Antibiotics Removal via Novel N-Doped Carbon Derived from Carbonization of Different Forms of Polyaniline

Abstract

N-doped carbon (CP) was synthesized through carbonization of a polyaniline (PANI) prepared using interfacial polymerization. Different forms of PANI, such as emeraldine salt (ES), emeraldine base (EB), and aniline oligomers, were carbonized at different temperatures (700°C–1,000°C) in the presence of the N2 atmosphere to form CPs (CP7–CP10). CP prepared under different conditions was applied as adsorbent for antibiotics.

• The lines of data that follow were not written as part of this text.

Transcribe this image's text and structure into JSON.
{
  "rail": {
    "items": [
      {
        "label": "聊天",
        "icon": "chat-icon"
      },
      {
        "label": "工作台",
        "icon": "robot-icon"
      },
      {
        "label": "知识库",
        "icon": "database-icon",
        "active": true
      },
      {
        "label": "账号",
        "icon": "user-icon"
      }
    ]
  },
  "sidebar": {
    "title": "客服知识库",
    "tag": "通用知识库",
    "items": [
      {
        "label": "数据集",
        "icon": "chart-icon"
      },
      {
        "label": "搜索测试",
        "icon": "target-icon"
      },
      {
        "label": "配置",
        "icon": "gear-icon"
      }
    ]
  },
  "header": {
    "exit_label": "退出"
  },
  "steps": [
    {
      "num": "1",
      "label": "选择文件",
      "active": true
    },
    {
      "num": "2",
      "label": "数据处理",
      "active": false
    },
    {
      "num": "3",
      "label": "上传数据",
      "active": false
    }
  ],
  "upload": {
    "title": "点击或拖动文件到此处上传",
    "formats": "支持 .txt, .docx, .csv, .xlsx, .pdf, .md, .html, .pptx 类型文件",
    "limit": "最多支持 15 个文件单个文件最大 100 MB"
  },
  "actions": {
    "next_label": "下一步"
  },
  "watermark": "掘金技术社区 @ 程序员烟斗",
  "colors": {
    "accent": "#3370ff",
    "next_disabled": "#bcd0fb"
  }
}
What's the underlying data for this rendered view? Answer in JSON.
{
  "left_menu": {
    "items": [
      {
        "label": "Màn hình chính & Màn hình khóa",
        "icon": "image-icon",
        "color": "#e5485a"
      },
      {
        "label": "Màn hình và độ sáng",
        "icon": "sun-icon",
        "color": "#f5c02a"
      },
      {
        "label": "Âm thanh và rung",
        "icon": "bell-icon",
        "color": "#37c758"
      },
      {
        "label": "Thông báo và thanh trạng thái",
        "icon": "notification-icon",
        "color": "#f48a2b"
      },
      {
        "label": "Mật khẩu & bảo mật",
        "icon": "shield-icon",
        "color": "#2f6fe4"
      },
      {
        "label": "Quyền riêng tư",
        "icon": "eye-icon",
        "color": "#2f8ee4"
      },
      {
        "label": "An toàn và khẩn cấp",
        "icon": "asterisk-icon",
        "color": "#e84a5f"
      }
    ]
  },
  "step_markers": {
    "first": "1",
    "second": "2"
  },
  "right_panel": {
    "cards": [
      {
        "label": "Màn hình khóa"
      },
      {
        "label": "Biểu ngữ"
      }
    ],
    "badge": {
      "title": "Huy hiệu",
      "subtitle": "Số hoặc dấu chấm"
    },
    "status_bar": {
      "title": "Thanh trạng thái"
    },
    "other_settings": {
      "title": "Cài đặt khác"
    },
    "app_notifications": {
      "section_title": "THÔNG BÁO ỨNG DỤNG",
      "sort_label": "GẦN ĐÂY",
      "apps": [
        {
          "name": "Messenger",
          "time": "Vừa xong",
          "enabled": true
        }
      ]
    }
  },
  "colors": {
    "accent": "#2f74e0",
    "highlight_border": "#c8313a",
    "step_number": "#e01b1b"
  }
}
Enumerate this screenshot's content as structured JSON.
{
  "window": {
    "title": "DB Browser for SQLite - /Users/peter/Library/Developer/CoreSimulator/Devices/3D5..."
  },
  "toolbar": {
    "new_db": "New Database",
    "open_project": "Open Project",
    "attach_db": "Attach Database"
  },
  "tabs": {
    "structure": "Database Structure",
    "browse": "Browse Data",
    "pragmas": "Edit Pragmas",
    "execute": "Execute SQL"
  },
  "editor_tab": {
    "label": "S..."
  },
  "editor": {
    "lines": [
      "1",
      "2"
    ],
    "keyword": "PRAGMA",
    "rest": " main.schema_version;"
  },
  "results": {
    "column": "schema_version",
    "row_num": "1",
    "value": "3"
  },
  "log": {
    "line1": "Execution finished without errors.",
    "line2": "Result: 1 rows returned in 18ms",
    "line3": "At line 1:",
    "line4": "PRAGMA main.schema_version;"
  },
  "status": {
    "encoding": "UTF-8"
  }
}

It was observed that ES-PANI carbonized at 1,000°C formed graphitic N-doped carbon (CP10) and showed better adsorption of metronidazole (MET) compared with other CPs. The adsorption results showed that CP10 derived from the ES-form of PANI (PA1) achieved ∼97% MET removal within 5 min following pseudo-second-order kinetics (k = 0.347 g mg−1 min−1). CP10 has a high specific surface area (Sa) of 800.65 m2 g−1 and high graphitic nitrogen content (52.26% of total N) responsible for the rapid adsorption of the antibiotics through π-π electron acceptor-donor interaction, hydrogen bonding, and electrostatic attraction. In addition, CP10 has an adsorption capacity of 200.8 mg g−1 for MET. The highest activity of CP10 was due to high graphitic nitrogen content and high Sa. However, CPs formed from EB-PANI and aniline oligomers did not perform efficiently due to low Sa and graphitic nitrogen content. Similarly, CP10 applied for the adsorption of the ciprofloxacin (CIP) and tetracycline (TET) achieved maximum adsorption capacity of 344.8 and 263.2 mg g−1, respectively. Therefore, CP10 is a promising adsorbent for removing emerging pollutants from an aqueous solution.